Теперь Дедюшин без приглашения позволил себе вольготно расположиться за столом напротив Зобова.
— Ты поделишься со мной сокровищами, а я помогу тебе до них дожить.
— То есть? — Зобов набулькал себе очередную стопку водки и махнул, не поморщившись.
— Помогу выйти из города, — сказал Дедюшин. — Меня знают, как друга воеводы, можно сказать — несостоявшегося родственника. Значит, и выпустят без вопросов за ворота. Любой стражник. А там уж — только не зевать.
Зобов и в самом деле побаивался, что из-за рухнувшего подземного хода не успеет вовремя выбраться из западни и погибнет, когда так близок желанный приход поляков. Получалось, этот сопляк ему, выходит, нужон. Зобов так и подумал: «Нужон».
— Сколько же ты хочешь за свою помощь? — спросил он. — Много не проси. Сам знаешь, почему. У тебя с воеводой не меньшие счеты, чем у меня. Тебя предали, опозорили, невесту из-под носа увели. Убивцем сделали. За это и без всяких сокровищ ты мстить будешь.
— Не буду! — вскинулся Дедюшин. — Не буду, купец! Я не такой, как ты. Я только той отомстил, которую никому отдать не мог. И даже не отомстил. Просто сделал так, чтоб не досталась она никому.

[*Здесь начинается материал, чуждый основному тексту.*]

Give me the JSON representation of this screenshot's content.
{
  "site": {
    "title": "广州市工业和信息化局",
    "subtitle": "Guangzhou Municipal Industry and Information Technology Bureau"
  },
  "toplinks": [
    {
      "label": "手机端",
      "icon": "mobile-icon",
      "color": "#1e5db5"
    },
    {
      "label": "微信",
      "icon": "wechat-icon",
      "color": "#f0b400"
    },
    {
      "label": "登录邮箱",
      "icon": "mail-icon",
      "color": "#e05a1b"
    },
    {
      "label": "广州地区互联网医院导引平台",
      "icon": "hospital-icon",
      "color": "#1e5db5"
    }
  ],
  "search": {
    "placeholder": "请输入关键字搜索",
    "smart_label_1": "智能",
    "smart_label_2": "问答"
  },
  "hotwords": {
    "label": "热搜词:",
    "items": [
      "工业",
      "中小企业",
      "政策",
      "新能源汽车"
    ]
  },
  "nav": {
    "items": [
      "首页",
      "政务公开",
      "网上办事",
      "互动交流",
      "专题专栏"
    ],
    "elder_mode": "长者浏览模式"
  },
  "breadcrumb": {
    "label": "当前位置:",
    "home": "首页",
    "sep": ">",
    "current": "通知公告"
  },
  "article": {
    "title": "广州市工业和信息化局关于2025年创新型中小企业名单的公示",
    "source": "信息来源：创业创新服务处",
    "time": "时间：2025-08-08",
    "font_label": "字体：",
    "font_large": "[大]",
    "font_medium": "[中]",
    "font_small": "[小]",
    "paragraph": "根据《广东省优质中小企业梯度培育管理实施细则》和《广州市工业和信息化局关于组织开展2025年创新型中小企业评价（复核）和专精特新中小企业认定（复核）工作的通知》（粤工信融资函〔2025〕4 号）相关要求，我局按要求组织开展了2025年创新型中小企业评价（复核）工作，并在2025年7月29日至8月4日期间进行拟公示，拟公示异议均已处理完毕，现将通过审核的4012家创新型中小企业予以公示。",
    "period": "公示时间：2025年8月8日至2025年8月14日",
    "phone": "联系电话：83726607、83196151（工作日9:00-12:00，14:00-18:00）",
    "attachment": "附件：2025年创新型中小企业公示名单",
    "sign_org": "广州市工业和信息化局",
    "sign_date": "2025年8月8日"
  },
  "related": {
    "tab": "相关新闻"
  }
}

И давно уж в том раскаиваюсь. А до воеводы, до Гришки этого мне дела нет.
— Ой, врешь! До Гришки-то есть!
— А хотя бы и так. Но торговаться с тобой я не намерен.
Никита Прокопьевич сухо рассмеялся. Его глаза под блестящим от пота лысым лбом сделались узкими, как щелки. И в них сверкала злоба.
— Нечем торговаться-то, Андрейко! Ей же ей, особо нечем. Неужто не понимаешь, что поляки все золотишко себе заберут? Из-за него Сигизмунд и торчит тут столько времени. Если это и впрямь тамплиеров клад, то ему никакой цены нет и быть не может. А мне выгода другая будет: я у поляков за свои услуги власть над городом получу. Всем здесь один заправлять буду! Все заново отстрою, все, как надо, управлю. Торговать буду, почитай, со всей Европой… А тебя, коли мне поможешь, тоже большим человеком сделаю, вторым после себя. Так что соглашайся. Уйдем из города вместе, а там увидишь: я свое слово купецкое всегда держал — на том богатство и построил. И сейчас — сдержу.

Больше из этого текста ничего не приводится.